Why is this building significant?
The first major synagogue built on Manhattan’s Lower East Side by Eastern European Jews, this building is a symbol of the massive waves of immigration that would transform the City’s Jewish community, and the City itself, during the late 19th and early 20th centuries. The building’s monumental façade provides a sharp contrast to the surrounding streetscape dominated by tenements. The structure imaginatively mixes Gothic, Romanesque, and Moorish elements. Inside, the barrel-vaulted sanctuary incorporates an ornately carved walnut balcony, designed to accommodate women during gender-segregated worship services, as well as generously scaled stained glass windows. In 2010 a stained-glass window designed by artist Kiki Smith and architect Deborah Gans was added.
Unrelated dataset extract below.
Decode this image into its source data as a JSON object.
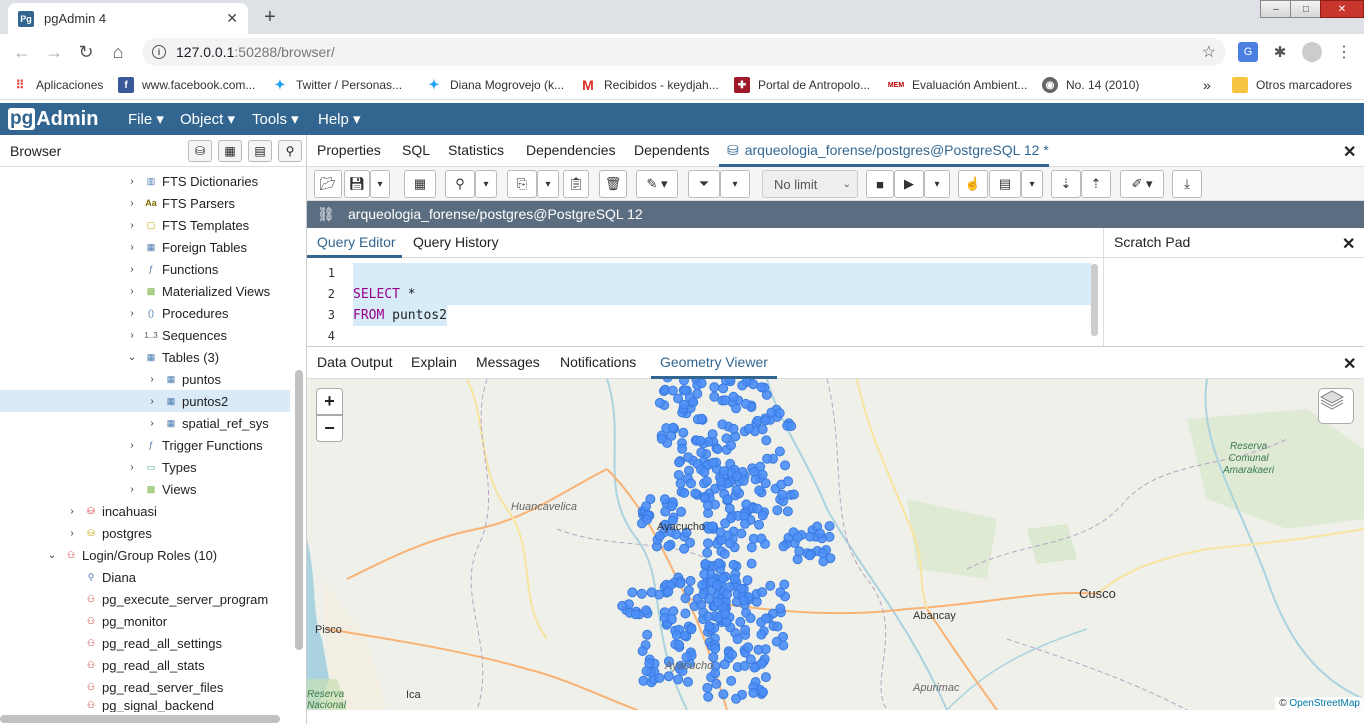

What did the New York Landmarks Conservancy do?
In the 1980s we provided a total of $104,000 in loans towards the early restoration effort of this historic synagogue. Grants totaling $28,000 helped secure later architectural and engineering services and stained-glass-window restoration. A subsequent $5,000 grant allowed the restoration and repair of the lower front door and fire escape doors. An additional $16,000 grant paid for the restoration of the building’s oculus, and a $25,000 grant guided installation of security enhancements. In 2022 we provided a $20,000 grant toward the replacement of the synagogue’s boiler.